保護したあと、ご近所さんから聞いたのですが、毎日のように遠くの方からうちの近所まで走ってきて、犬を散歩させている人などからおやつをもらって生活していたみたいなんです。

――それは...犬を飼ったことのある身として胸が痛みます... しのちゃんはどのような性格の子だったのでしょう?

【晴】穏やかなんですが、ずっと独りだったからか寂しがりやなところがありましたね。野良時代に何があったかは分からないのですが、猫に威嚇されると「キューンキューン」と怯えて。だから猫はあまり好きではなかったですね。

人間と他所の犬に対しては興味をあまり示さずクールな印象でした。でも、通りすがりの見ず知らずの親子のことは、いつも見つめていましたね。それも、決まって自転車に乗っているお母さんと小学校低学年くらいの男の子の組み合わせで... 2人が視界からいなくなるまでずーっと見ていました。

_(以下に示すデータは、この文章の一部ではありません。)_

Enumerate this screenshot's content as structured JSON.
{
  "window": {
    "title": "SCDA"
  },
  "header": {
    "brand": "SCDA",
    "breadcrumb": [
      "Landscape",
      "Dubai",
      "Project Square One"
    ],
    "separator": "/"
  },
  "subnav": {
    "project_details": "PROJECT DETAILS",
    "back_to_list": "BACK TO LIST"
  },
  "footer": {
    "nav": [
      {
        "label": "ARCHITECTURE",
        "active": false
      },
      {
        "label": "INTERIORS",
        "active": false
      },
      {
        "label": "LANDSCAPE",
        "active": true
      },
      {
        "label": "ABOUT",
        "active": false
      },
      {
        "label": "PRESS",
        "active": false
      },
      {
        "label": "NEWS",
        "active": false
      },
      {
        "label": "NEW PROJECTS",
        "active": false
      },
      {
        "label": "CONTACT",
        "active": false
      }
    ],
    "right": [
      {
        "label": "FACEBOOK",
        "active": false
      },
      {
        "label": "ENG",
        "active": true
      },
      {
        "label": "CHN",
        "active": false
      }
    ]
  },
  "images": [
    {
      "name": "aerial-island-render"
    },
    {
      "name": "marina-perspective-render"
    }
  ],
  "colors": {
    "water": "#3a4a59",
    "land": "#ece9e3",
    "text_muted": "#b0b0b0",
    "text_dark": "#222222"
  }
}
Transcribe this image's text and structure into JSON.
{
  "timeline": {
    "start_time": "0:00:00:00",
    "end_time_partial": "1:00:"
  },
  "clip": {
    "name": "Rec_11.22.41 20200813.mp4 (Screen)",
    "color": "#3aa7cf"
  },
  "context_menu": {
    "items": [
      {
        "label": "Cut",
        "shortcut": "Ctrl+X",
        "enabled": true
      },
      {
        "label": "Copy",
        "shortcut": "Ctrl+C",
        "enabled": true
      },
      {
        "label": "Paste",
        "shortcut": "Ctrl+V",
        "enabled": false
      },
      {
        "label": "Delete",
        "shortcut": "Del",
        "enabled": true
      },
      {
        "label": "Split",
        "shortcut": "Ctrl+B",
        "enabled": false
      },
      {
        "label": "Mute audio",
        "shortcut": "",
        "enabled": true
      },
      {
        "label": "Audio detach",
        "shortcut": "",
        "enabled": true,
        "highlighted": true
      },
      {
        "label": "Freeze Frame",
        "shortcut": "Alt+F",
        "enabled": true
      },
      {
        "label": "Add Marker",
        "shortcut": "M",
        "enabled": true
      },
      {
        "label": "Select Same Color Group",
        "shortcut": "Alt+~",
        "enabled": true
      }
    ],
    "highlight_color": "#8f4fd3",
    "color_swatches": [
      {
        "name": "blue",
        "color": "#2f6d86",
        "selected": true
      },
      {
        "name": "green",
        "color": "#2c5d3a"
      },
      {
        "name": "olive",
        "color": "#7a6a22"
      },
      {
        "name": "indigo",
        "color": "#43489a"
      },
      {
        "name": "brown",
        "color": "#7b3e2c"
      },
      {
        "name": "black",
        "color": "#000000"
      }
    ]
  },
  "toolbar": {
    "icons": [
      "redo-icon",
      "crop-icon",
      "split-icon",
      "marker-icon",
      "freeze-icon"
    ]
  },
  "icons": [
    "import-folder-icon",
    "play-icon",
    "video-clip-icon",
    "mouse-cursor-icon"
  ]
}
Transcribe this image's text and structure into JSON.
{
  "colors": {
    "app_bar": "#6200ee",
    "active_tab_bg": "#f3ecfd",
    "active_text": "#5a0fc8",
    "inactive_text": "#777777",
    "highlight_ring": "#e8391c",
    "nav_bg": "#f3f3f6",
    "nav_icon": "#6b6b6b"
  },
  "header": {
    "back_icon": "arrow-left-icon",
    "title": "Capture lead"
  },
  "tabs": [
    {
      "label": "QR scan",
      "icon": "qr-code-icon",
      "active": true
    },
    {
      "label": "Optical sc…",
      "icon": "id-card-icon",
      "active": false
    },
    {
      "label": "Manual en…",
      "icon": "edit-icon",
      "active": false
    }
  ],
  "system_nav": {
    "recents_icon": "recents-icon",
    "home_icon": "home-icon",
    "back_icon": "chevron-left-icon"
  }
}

だから、そういった家族に飼われていたんじゃないかなあと思っています。

あと、何して遊ぶんだろうって色々試してたんですが、鬼ごっこだけは喜んでやってくれました。私がしののことを追いかけて、タッチしたらしのが私を追いかけて...を繰り返しやっていましたね。前の飼い主とかつてこうやって遊んでいたのかもしれません。